Différentes causes pourraient expliquer les fortes précipitations reçues. Denis Thibodeau, météorologue à Environnement Canada, explique que trois dépressions en provenance du Texas ont abouti au Québec, la première alors qu’il y avait toujours une couche importante de neige au sol. De plus, la nappe phréatique, au Québec, n’est jamais très loin sous la surface du sol, selon François Brissette, ingénieur hydrologue et professeur à l’École de technologie supérieure. « Donc, s’il pleut beaucoup, la nappe se retrouve près du niveau de surface. Quand la nappe phréatique est pleine, l’eau s’en va vers le cours d’eau plus vite, et on a un gonflement rapide. » Les fortes précipitations de neige reçues cet hiver, couplées avec la fonte rapide de celle-ci et les pluies plus abondantes d’avril et mai, font en sorte que les rivières débordent, ajoute-t-il.

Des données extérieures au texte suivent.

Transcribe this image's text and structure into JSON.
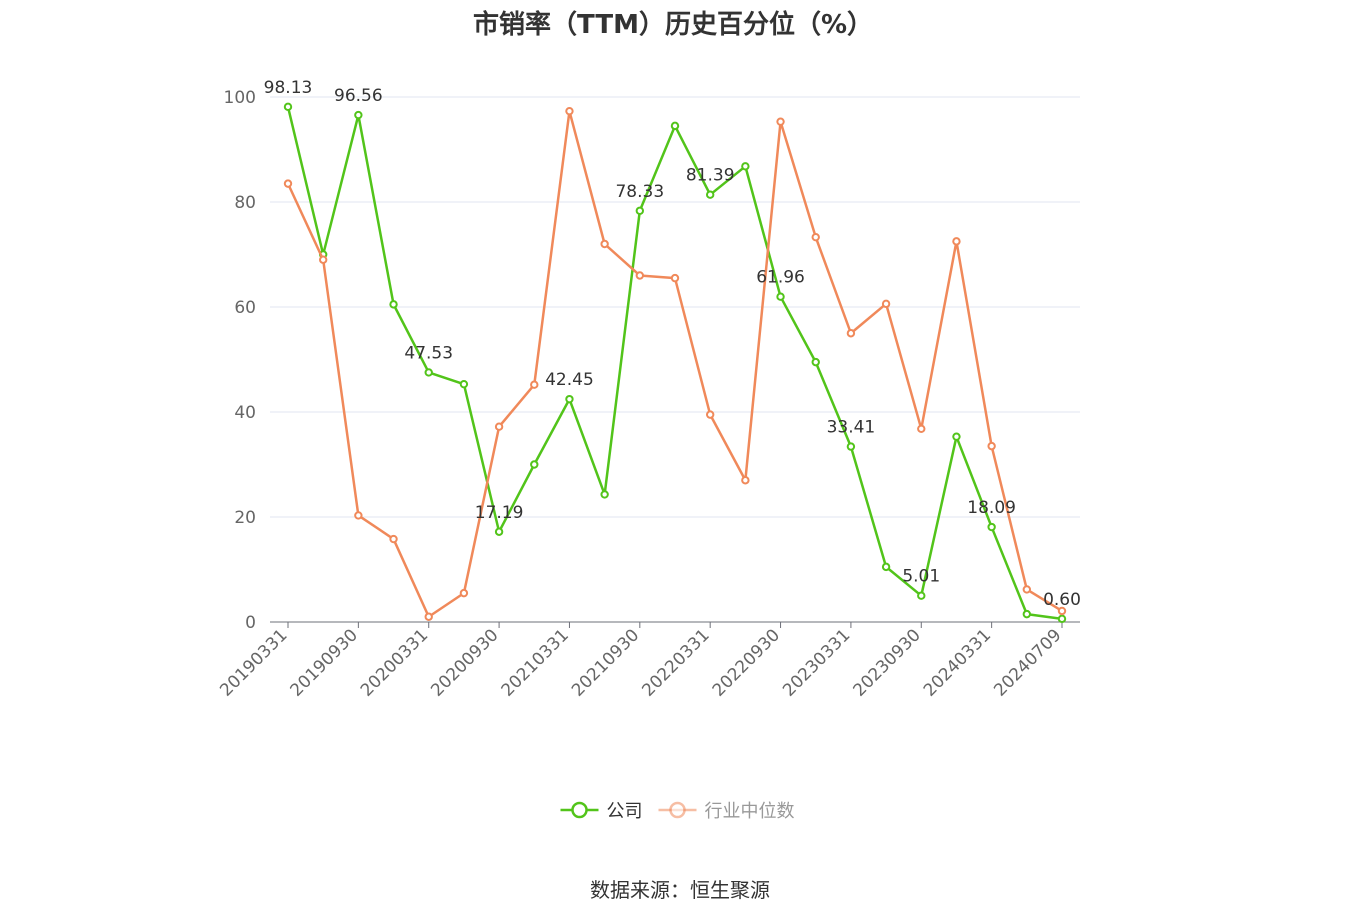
{
  "title": "市销率（TTM）历史百分位（%）",
  "source": "数据来源：恒生聚源",
  "chart_data": {
    "type": "line",
    "ylim": [
      0,
      100
    ],
    "y_ticks": [
      0,
      20,
      40,
      60,
      80,
      100
    ],
    "x": [
      "20190331",
      "20190630",
      "20190930",
      "20191231",
      "20200331",
      "20200630",
      "20200930",
      "20201231",
      "20210331",
      "20210630",
      "20210930",
      "20211231",
      "20220331",
      "20220630",
      "20220930",
      "20221231",
      "20230331",
      "20230630",
      "20230930",
      "20231231",
      "20240331",
      "20240630",
      "20240709"
    ],
    "x_tick_labels": [
      "20190331",
      "20190930",
      "20200331",
      "20200930",
      "20210331",
      "20210930",
      "20220331",
      "20220930",
      "20230331",
      "20230930",
      "20240331",
      "20240709"
    ],
    "grid": true,
    "legend_position": "bottom",
    "series": [
      {
        "name": "公司",
        "color": "#52c41a",
        "values": [
          98.13,
          70,
          96.56,
          60.5,
          47.53,
          45.3,
          17.19,
          30,
          42.45,
          24.3,
          78.33,
          94.5,
          81.39,
          86.8,
          61.96,
          49.5,
          33.41,
          10.5,
          5.01,
          35.3,
          18.09,
          1.5,
          0.6
        ],
        "labels": {
          "0": "98.13",
          "2": "96.56",
          "4": "47.53",
          "6": "17.19",
          "8": "42.45",
          "10": "78.33",
          "12": "81.39",
          "14": "61.96",
          "16": "33.41",
          "18": "5.01",
          "20": "18.09",
          "22": "0.60"
        }
      },
      {
        "name": "行业中位数",
        "color": "#f0895a",
        "values": [
          83.5,
          69,
          20.3,
          15.8,
          1,
          5.5,
          37.2,
          45.2,
          97.3,
          72,
          66,
          65.5,
          39.5,
          27,
          95.3,
          73.3,
          55,
          60.6,
          36.8,
          72.5,
          33.5,
          6.2,
          2.1
        ]
      }
    ]
  }
}
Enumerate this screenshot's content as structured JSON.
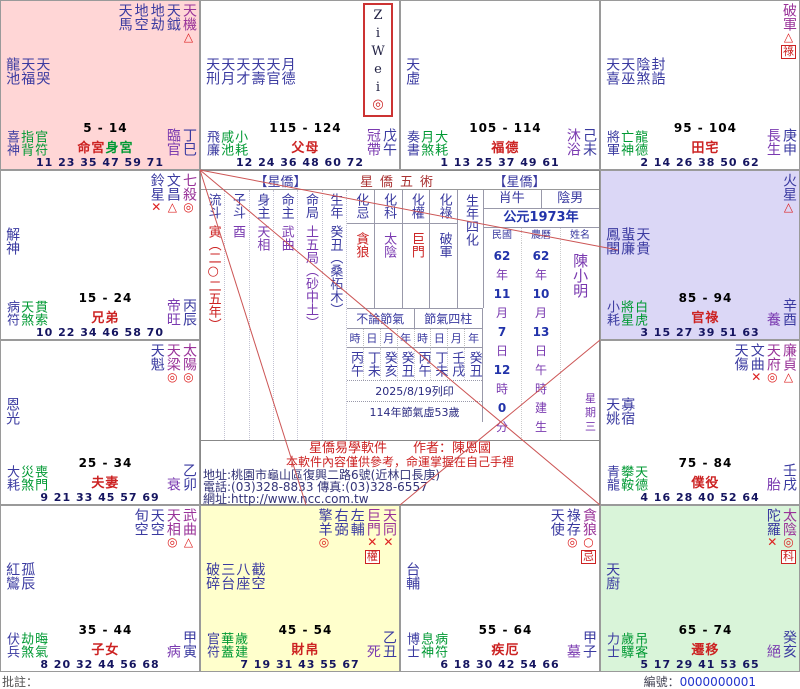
{
  "palaces": [
    {
      "branch": "巳",
      "bg": "#ffd6d6",
      "top_stars": [
        {
          "n": "天馬",
          "c": "minor"
        },
        {
          "n": "地空",
          "c": "minor"
        },
        {
          "n": "地劫",
          "c": "minor"
        },
        {
          "n": "天鉞",
          "c": "minor"
        },
        {
          "n": "天機",
          "c": "major",
          "m": "△"
        }
      ],
      "left_stars": [
        "龍池",
        "天福",
        "天哭"
      ],
      "petty": [
        "喜神",
        "指背",
        "官符"
      ],
      "range": "5 - 14",
      "palace": "命宮",
      "palace2": "身宮",
      "state": "臨官",
      "stem": "丁巳",
      "ages": "11 23 35 47 59 71"
    },
    {
      "branch": "午",
      "bg": "#ffffff",
      "ziwei": true,
      "top_stars": [],
      "left_stars": [
        "天刑",
        "天月",
        "天才",
        "天壽",
        "天官",
        "月德"
      ],
      "petty": [
        "飛廉",
        "咸池",
        "小耗"
      ],
      "range": "115 - 124",
      "palace": "父母",
      "state": "冠帶",
      "stem": "戊午",
      "ages": "12 24 36 48 60 72"
    },
    {
      "branch": "未",
      "bg": "#ffffff",
      "top_stars": [],
      "left_stars": [
        "天虛"
      ],
      "petty": [
        "奏書",
        "月煞",
        "大耗"
      ],
      "range": "105 - 114",
      "palace": "福德",
      "state": "沐浴",
      "stem": "己未",
      "ages": "1 13 25 37 49 61"
    },
    {
      "branch": "申",
      "bg": "#ffffff",
      "top_stars": [
        {
          "n": "破軍",
          "c": "major",
          "m": "△",
          "h": "祿"
        }
      ],
      "left_stars": [
        "天喜",
        "天巫",
        "陰煞",
        "封誥"
      ],
      "petty": [
        "將軍",
        "亡神",
        "龍德"
      ],
      "range": "95 - 104",
      "palace": "田宅",
      "state": "長生",
      "stem": "庚申",
      "ages": "2 14 26 38 50 62"
    },
    {
      "branch": "辰",
      "bg": "#ffffff",
      "top_stars": [
        {
          "n": "鈴星",
          "c": "minor",
          "m": "✕"
        },
        {
          "n": "文昌",
          "c": "minor",
          "m": "△"
        },
        {
          "n": "七殺",
          "c": "major",
          "m": "◎"
        }
      ],
      "left_stars": [
        "解神"
      ],
      "petty": [
        "病符",
        "天煞",
        "貫索"
      ],
      "range": "15 - 24",
      "palace": "兄弟",
      "state": "帝旺",
      "stem": "丙辰",
      "ages": "10 22 34 46 58 70"
    },
    {
      "branch": "酉",
      "bg": "#dbd7f6",
      "top_stars": [
        {
          "n": "火星",
          "c": "minor",
          "m": "△"
        }
      ],
      "left_stars": [
        "鳳閣",
        "蜚廉",
        "天貴"
      ],
      "petty": [
        "小耗",
        "將星",
        "白虎"
      ],
      "range": "85 - 94",
      "palace": "官祿",
      "state": "養",
      "stem": "辛酉",
      "ages": "3 15 27 39 51 63"
    },
    {
      "branch": "卯",
      "bg": "#ffffff",
      "top_stars": [
        {
          "n": "天魁",
          "c": "minor"
        },
        {
          "n": "天梁",
          "c": "major",
          "m": "◎"
        },
        {
          "n": "太陽",
          "c": "major",
          "m": "◎"
        }
      ],
      "left_stars": [
        "恩光"
      ],
      "petty": [
        "大耗",
        "災煞",
        "喪門"
      ],
      "range": "25 - 34",
      "palace": "夫妻",
      "state": "衰",
      "stem": "乙卯",
      "ages": "9 21 33 45 57 69"
    },
    {
      "branch": "戌",
      "bg": "#ffffff",
      "top_stars": [
        {
          "n": "天傷",
          "c": "minor"
        },
        {
          "n": "文曲",
          "c": "minor",
          "m": "✕"
        },
        {
          "n": "天府",
          "c": "major",
          "m": "◎"
        },
        {
          "n": "廉貞",
          "c": "major",
          "m": "△"
        }
      ],
      "left_stars": [
        "天姚",
        "寡宿"
      ],
      "petty": [
        "青龍",
        "攀鞍",
        "天德"
      ],
      "range": "75 - 84",
      "palace": "僕役",
      "state": "胎",
      "stem": "壬戌",
      "ages": "4 16 28 40 52 64"
    },
    {
      "branch": "寅",
      "bg": "#ffffff",
      "top_stars": [
        {
          "n": "旬空",
          "c": "minor"
        },
        {
          "n": "天空",
          "c": "minor"
        },
        {
          "n": "天相",
          "c": "major",
          "m": "◎"
        },
        {
          "n": "武曲",
          "c": "major",
          "m": "△"
        }
      ],
      "left_stars": [
        "紅鸞",
        "孤辰"
      ],
      "petty": [
        "伏兵",
        "劫煞",
        "晦氣"
      ],
      "range": "35 - 44",
      "palace": "子女",
      "state": "病",
      "stem": "甲寅",
      "ages": "8 20 32 44 56 68"
    },
    {
      "branch": "丑",
      "bg": "#ffffcc",
      "top_stars": [
        {
          "n": "擎羊",
          "c": "minor",
          "m": "◎"
        },
        {
          "n": "右弼",
          "c": "minor"
        },
        {
          "n": "左輔",
          "c": "minor"
        },
        {
          "n": "巨門",
          "c": "major",
          "m": "✕",
          "h": "權"
        },
        {
          "n": "天同",
          "c": "major",
          "m": "✕"
        }
      ],
      "left_stars": [
        "破碎",
        "三台",
        "八座",
        "截空"
      ],
      "petty": [
        "官符",
        "華蓋",
        "歲建"
      ],
      "range": "45 - 54",
      "palace": "財帛",
      "state": "死",
      "stem": "乙丑",
      "ages": "7 19 31 43 55 67"
    },
    {
      "branch": "子",
      "bg": "#ffffff",
      "top_stars": [
        {
          "n": "天使",
          "c": "minor"
        },
        {
          "n": "祿存",
          "c": "minor",
          "m": "◎"
        },
        {
          "n": "貪狼",
          "c": "major",
          "m": "○",
          "h": "忌"
        }
      ],
      "left_stars": [
        "台輔"
      ],
      "petty": [
        "博士",
        "息神",
        "病符"
      ],
      "range": "55 - 64",
      "palace": "疾厄",
      "state": "墓",
      "stem": "甲子",
      "ages": "6 18 30 42 54 66"
    },
    {
      "branch": "亥",
      "bg": "#d9f4d9",
      "top_stars": [
        {
          "n": "陀羅",
          "c": "minor",
          "m": "✕"
        },
        {
          "n": "太陰",
          "c": "major",
          "m": "◎",
          "h": "科"
        }
      ],
      "left_stars": [
        "天廚"
      ],
      "petty": [
        "力士",
        "歲驛",
        "吊客"
      ],
      "range": "65 - 74",
      "palace": "遷移",
      "state": "絕",
      "stem": "癸亥",
      "ages": "5 17 29 41 53 65"
    }
  ],
  "center": {
    "header": {
      "left": "【星僑】",
      "middle": "星僑五術",
      "right": "【星僑】"
    },
    "ziwei_label": {
      "letters": [
        "Z",
        "i",
        "W",
        "e",
        "i"
      ],
      "mark": "◎"
    },
    "basics": [
      {
        "label": "流斗",
        "value": "寅（二○二五年）",
        "color": "red"
      },
      {
        "label": "子斗",
        "value": "酉",
        "color": "purple"
      },
      {
        "label": "身主",
        "value": "天相",
        "color": "purple"
      },
      {
        "label": "命主",
        "value": "武曲",
        "color": "purple"
      },
      {
        "label": "命局",
        "value": "土五局（砂中土）",
        "color": "purple"
      },
      {
        "label": "生年",
        "value": "癸丑（桑柘木）",
        "color": "navy"
      }
    ],
    "sihua": {
      "label": "生年四化",
      "items": [
        {
          "label": "化忌",
          "value": "貪狼",
          "color": "red"
        },
        {
          "label": "化科",
          "value": "太陰",
          "color": "purple"
        },
        {
          "label": "化權",
          "value": "巨門",
          "color": "red"
        },
        {
          "label": "化祿",
          "value": "破軍",
          "color": "navy"
        }
      ]
    },
    "pillars": {
      "groups": [
        {
          "title": "不論節氣",
          "cols": [
            "丙午",
            "丁未",
            "癸亥",
            "癸丑"
          ]
        },
        {
          "title": "節氣四柱",
          "cols": [
            "丙午",
            "丁未",
            "壬戌",
            "癸丑"
          ]
        }
      ],
      "subheaders": [
        "時",
        "日",
        "月",
        "年",
        "時",
        "日",
        "月",
        "年"
      ]
    },
    "print_date": "2025/8/19列印",
    "age_note": "114年節氣虛53歲",
    "person": {
      "zodiac": "肖牛",
      "yinyang": "陰男",
      "year": "公元1973年",
      "cols": [
        {
          "label": "民國",
          "lines": [
            "62",
            "年",
            "11",
            "月",
            "7",
            "日",
            "12",
            "時",
            "0",
            "分"
          ]
        },
        {
          "label": "農曆",
          "lines": [
            "62",
            "年",
            "10",
            "月",
            "13",
            "日",
            "午",
            "時",
            "建",
            "生"
          ]
        },
        {
          "label": "姓名",
          "name": "陳小明",
          "weekday": [
            "星",
            "期",
            "三"
          ]
        }
      ]
    },
    "info": {
      "line1": "星僑易學軟件　　作者：陳恩國",
      "line2": "本軟件內容僅供參考，命運掌握在自己手裡",
      "line3": "地址:桃園市龜山區復興二路6號(近林口長庚)",
      "line4": "電話:(03)328-8833 傳真:(03)328-6557",
      "line5": "網址:http://www.ncc.com.tw"
    }
  },
  "footer": {
    "left_label": "批註：",
    "right_label": "編號：",
    "serial": "0000000001"
  },
  "colors": {
    "major_star": "#993399",
    "minor_star": "#3a3aa0",
    "deity_green": "#009933",
    "palace_red": "#cc2222",
    "body_green": "#009933",
    "line_red": "#cc5555",
    "bg_life": "#ffd6d6",
    "bg_career": "#dbd7f6",
    "bg_wealth": "#ffffcc",
    "bg_travel": "#d9f4d9"
  }
}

Bien qu’il serait hasardeux de mettre sur le seul compte des changements climatiques les récents événements, pour le professeur Nicolas Minot, de l’Institut des sciences de l’environnement de l’UQAM, « l’incertitude climatique et hydrologique est augmentée par les changements climatiques et va l’être sans cesse. Les changements climatiques favorisent l’apparition d’événements qui sortent de la normale ». Alain Bourque, directeur général d’Ouranos, abonde dans le même sens. « À peu près tous les simulateurs climatiques de la planète s’entendent pour dire que, sur le sud du Québec, on verra plus de précipitations l’automne, l’hiver et le printemps ».

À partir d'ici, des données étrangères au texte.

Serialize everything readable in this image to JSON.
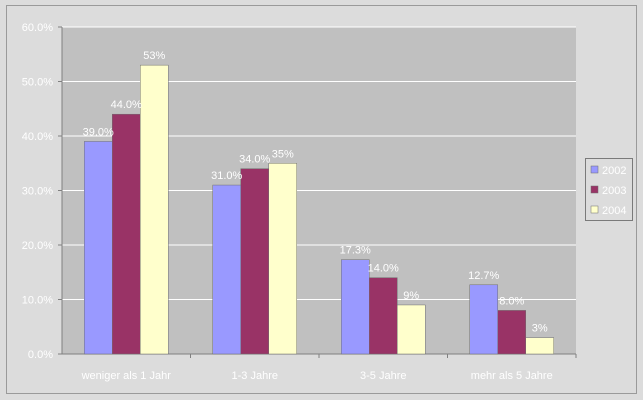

Que faire, alors, si l’on se trouve en situation d’inondations? Quelques recommandations de Daniel Dancause, conseiller principal spécialisé en mesures d’urgence et gestion de crise :

  • Être à l’écoute des médias – traditionnels et sociaux – pour être informés des consignes;
  • Respecter les consignes émises par sa municipalité;
  • Faire ses valises (sans oublier ses médicaments), mettre ses biens à l’abri et se préparer à quitter son domicile, avant même un ordre d’évacuation;
  • Couper le gaz et l’électricité (sauf si l’eau a déjà gagné la résidence, auquel cas Hydro-Québec s’en occupera);
  • Prévoir une réserve d’eau potable pour trois jours et des aliments non périssables;
  • Être prudents avec les appareils d’appoint pour éviter une intoxication au monoxyde de carbone;
  • Signaler aux autorités toute situation dangereuse, par exemple des fils électriques tombés;
  • Ne pas tenter de récupérer des objets emportés par les vagues ou le courant, sous risque d’être emporté soi-même.

Par ailleurs, de tels événements ne sont pas sans heurts pour la santé mentale. Urgence Québec recommande de consulter un professionnel de la santé : un intervenant social est disponible 7 jours sur 7, 24 h par jour, à Info-Santé (811). Lors des inondations de Saint-Jean-sur-Richelieu, en 2011, beaucoup de problématiques s’étaient développées dans la population en lien avec des troubles d’adaptation, comme des dépressions, de l’anxiété… Épuisement, deuil de la perte de la résidence, difficultés au travail et perte d’emploi avaient été vécus par les sinistrés. Une équipe de soutien psychosocial avait rapidement été déployée et était présente sur le terrain 7 jours par semaine. Au-delà de la période de crise elle-même, la population continue de vivre des impacts qui peuvent affecter la santé, c’est pourquoi une équipe de rétablissement avait été mise en place.

Le soutien dont bénéficieront les sinistrés du sud du Québec à court, moyen et long sera assurément primordial pour leur santé.